FestivALT wielokrotnie podkreśla rolę dialogu. Ten był potrzebny zwłaszcza w burzliwej dyskusji na temat KL Plaszow. Do dialogu namawiali państwo władze miasta w kontekście utworzenia na terenie byłego obozu Muzeum – Miejsca Pamięci KL Plaszow. FestivALT apelował o wstrzymanie prac na 90 dni i rozmowę z mieszkańcami, którzy przedstawiali swoje pomysły na formę upamiętnienia. Na liście był m.in. Park Pamięci.
To były zarówno alternatywne rozwiązania, jak i pomysły, by nie budować parkingu i wycinać drzew. Wielokrotnie mówiliśmy, że miejsca trudnego dziedzictwa, miejsca ważne historycznie i naznaczone trudną historią, jeśli mają być upamiętniane, to ważne jest włączanie głosu mieszkańców. W przeciwnym wypadku tworzą się podziały społeczne, które mogą prowadzić do różnych niepożądanych zachowań. Z naszego punktu widzenia jest tam duża grupa mieszkańców, która interesuje się zarówno przeszłością tego miejsca, jak i jego współczesnym wymiarem. Samo miejsce zasługuje na to, by być upamiętnione w sposób, w którym buduje się zgodę i dialog, a nie tworzy podziały. W pomysłach mieszkańców tkwi ogromny potencjał. W najbliższym czasie, w ramach projektu Miejsca Pamięci i Zapominania, będziemy prowadzić rozmowy z mieszkańcami okolic tego terenu, aby poznać jeszcze lepiej ich zdanie i ich historie.
Rozmowy z mieszkancami miały również miejsce przy okazji inicjatywy „Żyd na szczęście”. Performance na krakowskim Emaus zainicjował dyskusję na temat zasadności sprzedaży figurek czy obrazków z wizerunkiem Żyda z pieniążkiem.
Jesteśmy na ostatnim etapie prac grupy roboczej ds. dziedzictwa żydowskiego, która na przełomie stycznia i lutego przedstawi swoje rekomendacje w tej sprawie. Przez ostatni rok spotykaliśmy się z przedstawicielami miasta w formule okrągłego stołu i rozmawialiśmy na ten temat. W rezultacie miasto wydało stanowisko, oficjalnie przedstawiające fakt, że to problematyczne pamiątki i miasto również to dostrzega. Wypracowaliśmy rekomendacje z różnych dziedzin – edukacji, muzeologii, kultury – jak widzimy dalsze kroki miasta. Mamy nadzieję, że nasze rekomendacje zostaną wdrożone.
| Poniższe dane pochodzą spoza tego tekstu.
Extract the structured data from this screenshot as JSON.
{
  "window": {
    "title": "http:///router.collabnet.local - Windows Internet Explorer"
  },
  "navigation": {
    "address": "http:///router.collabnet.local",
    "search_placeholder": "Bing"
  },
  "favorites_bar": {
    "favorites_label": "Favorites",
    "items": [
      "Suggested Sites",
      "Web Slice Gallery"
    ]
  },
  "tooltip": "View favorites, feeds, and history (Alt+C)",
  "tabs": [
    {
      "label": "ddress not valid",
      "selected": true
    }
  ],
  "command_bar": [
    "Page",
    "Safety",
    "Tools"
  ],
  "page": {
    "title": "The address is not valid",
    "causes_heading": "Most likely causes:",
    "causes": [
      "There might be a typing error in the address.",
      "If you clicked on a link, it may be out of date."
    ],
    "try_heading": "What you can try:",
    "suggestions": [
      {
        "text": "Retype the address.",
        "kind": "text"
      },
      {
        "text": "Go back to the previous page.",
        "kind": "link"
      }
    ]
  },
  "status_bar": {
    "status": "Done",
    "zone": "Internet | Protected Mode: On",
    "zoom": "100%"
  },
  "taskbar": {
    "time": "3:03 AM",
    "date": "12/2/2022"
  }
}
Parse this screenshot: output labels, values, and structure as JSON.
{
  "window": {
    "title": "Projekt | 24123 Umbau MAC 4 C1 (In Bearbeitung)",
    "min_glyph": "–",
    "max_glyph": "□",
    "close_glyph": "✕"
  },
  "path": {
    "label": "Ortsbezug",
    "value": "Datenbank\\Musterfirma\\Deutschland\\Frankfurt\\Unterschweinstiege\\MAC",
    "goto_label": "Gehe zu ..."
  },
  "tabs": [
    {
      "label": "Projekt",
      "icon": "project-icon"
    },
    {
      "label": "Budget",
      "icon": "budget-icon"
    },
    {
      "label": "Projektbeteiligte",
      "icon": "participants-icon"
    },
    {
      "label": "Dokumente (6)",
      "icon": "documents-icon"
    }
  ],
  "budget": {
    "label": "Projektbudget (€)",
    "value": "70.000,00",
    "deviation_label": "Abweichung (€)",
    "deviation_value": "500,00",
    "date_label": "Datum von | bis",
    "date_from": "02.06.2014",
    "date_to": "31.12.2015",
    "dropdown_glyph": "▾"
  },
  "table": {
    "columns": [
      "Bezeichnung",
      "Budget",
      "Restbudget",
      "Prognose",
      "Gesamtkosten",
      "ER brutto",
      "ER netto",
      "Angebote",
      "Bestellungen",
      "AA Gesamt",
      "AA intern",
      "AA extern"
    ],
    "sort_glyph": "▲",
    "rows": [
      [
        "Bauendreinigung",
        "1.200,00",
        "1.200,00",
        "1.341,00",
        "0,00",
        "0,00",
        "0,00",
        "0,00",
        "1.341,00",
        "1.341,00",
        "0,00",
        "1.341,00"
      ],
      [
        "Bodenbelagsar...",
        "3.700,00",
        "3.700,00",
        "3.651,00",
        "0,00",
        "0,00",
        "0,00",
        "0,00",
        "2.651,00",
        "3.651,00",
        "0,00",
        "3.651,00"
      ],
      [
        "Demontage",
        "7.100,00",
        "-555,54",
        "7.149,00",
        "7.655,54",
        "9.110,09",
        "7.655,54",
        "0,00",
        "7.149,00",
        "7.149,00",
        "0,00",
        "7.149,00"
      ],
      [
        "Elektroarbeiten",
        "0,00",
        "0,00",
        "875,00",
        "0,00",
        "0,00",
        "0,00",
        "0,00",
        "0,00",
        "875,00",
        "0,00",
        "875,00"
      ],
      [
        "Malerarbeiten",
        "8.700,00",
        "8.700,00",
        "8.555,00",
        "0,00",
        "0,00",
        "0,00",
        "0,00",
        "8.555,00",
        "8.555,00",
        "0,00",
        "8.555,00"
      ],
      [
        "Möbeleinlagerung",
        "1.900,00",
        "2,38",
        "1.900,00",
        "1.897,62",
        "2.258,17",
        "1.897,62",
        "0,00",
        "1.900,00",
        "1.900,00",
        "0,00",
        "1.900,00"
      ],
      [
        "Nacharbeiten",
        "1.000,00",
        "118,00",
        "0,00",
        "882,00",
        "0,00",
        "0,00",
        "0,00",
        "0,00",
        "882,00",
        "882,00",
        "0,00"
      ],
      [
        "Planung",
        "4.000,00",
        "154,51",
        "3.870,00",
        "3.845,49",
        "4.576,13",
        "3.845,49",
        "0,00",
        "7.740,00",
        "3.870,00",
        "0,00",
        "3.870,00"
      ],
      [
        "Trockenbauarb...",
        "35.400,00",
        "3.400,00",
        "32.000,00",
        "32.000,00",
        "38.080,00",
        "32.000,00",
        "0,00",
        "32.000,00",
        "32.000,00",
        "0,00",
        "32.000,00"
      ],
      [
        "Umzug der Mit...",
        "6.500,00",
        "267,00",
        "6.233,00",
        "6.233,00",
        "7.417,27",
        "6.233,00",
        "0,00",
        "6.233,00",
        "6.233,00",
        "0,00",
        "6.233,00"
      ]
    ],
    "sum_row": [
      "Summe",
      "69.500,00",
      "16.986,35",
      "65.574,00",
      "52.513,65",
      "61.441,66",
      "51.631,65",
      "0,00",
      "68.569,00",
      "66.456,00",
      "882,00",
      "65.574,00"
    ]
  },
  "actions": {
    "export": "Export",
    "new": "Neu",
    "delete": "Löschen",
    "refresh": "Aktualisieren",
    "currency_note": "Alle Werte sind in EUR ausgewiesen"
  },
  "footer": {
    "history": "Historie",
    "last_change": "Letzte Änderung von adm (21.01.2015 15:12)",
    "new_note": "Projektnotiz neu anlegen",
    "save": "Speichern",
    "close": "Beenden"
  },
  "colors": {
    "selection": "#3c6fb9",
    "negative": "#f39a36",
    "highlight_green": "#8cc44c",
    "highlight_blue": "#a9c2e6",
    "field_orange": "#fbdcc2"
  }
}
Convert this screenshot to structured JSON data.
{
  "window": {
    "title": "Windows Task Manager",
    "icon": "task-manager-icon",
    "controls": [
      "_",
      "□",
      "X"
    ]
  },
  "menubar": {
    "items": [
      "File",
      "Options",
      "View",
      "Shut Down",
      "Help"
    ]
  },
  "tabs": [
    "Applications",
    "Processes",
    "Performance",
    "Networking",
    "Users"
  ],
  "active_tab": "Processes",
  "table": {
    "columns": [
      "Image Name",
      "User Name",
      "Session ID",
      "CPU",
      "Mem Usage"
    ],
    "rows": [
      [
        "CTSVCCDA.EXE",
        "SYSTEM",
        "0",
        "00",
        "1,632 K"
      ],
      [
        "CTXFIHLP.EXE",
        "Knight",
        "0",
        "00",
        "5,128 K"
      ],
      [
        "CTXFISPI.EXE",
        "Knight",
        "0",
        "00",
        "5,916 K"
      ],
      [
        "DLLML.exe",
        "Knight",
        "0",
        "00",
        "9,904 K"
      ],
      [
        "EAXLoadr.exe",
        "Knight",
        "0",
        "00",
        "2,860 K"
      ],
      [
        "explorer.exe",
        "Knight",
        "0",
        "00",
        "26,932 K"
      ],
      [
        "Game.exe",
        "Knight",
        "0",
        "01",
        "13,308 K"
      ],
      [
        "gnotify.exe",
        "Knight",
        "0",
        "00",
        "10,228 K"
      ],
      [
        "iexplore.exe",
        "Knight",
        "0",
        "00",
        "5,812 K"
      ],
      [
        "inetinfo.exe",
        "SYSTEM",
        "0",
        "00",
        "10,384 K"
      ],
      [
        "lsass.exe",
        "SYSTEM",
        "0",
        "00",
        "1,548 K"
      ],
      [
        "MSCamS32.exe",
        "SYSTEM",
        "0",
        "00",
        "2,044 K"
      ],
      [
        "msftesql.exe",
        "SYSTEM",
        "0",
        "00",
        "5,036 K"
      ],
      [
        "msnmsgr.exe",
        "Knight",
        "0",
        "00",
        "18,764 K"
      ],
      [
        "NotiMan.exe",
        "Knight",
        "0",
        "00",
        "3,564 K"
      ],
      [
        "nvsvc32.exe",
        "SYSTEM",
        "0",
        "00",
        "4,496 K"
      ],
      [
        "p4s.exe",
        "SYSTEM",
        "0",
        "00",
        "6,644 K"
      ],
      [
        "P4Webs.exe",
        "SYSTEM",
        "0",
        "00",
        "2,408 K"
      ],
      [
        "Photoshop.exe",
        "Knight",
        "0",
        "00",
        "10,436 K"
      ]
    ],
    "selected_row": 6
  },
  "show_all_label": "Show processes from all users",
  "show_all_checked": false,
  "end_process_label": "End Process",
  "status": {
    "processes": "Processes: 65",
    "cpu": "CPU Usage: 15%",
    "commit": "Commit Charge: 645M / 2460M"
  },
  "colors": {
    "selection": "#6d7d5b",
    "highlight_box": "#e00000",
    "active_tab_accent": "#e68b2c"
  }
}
Myśli Pani, że jest możliwe, aby te wizerunki zniknęły np. ze straganów w czasie odpustu Emaus?
Wydaje mi się, że to są rzeczy do osiągnięcia, ale nie mogą być ustanawiane odgórnie. Tu znowu potrzebny jest dialog z mieszkańcami i rozmowy na temat tego, co tutaj jest bolesne w tym stereotypie takiego zrozumienia. Z drugiej strony warto też porozmawiać na temat tego, dlaczego taka figurka czy obraz są potrzebne. Może potrzebna jest jakaś inna pamiątka z Krakowa, która je zastąpi? Byłaby czymś, co można sprzedać turystom i jednocześnie czymś, co pozytywnie kojarzy się z kulturą żydowską. Są rozwiązania, które da się wprowadzić i które nie będą konfliktogenne i jednocześnie ludzie nie będą czuli, że coś im się zabiera.
W tym roku odbędzie się kolejna odsłona FestivALT-u. Jakie tematy chcą Państwo poruszyć?
Obecnie oceniamy prace, które napłynęły do nas w otwartym konkursie projektów. Do 6 lutego można się do nas zgłaszać z propozycjami projektów artystycznych, które będziemy chcieli prezentować w ramach FestivALT-u, który odbędzie się na przełomie czerwca i lipca. Zgłoszeń jest sporo, tematy są interesujące. Cały czas staramy się otwierać na nowe pomysły, nową sztukę, a nie tylko wymyślać projekty w naszym kolektywie.
FestivALT to międzynarodowy kolektyw, w skład którego wchodzą żydowscy artyści i artystki oraz działacze społeczni. Stowarzyszenie działa na przecięciu sztuki i aktywizmu, podejmuje zagadnienia związane ze społecznością żydowską w Polsce. Swoje projekty realizuje przede wszystkim w Krakowie. W ramach wydarzenia FestivALT co roku odbywają się m.in. debaty, warsztaty, spacery dotyczące ważnych kwestii żydowskich we współczesnym Krakowie.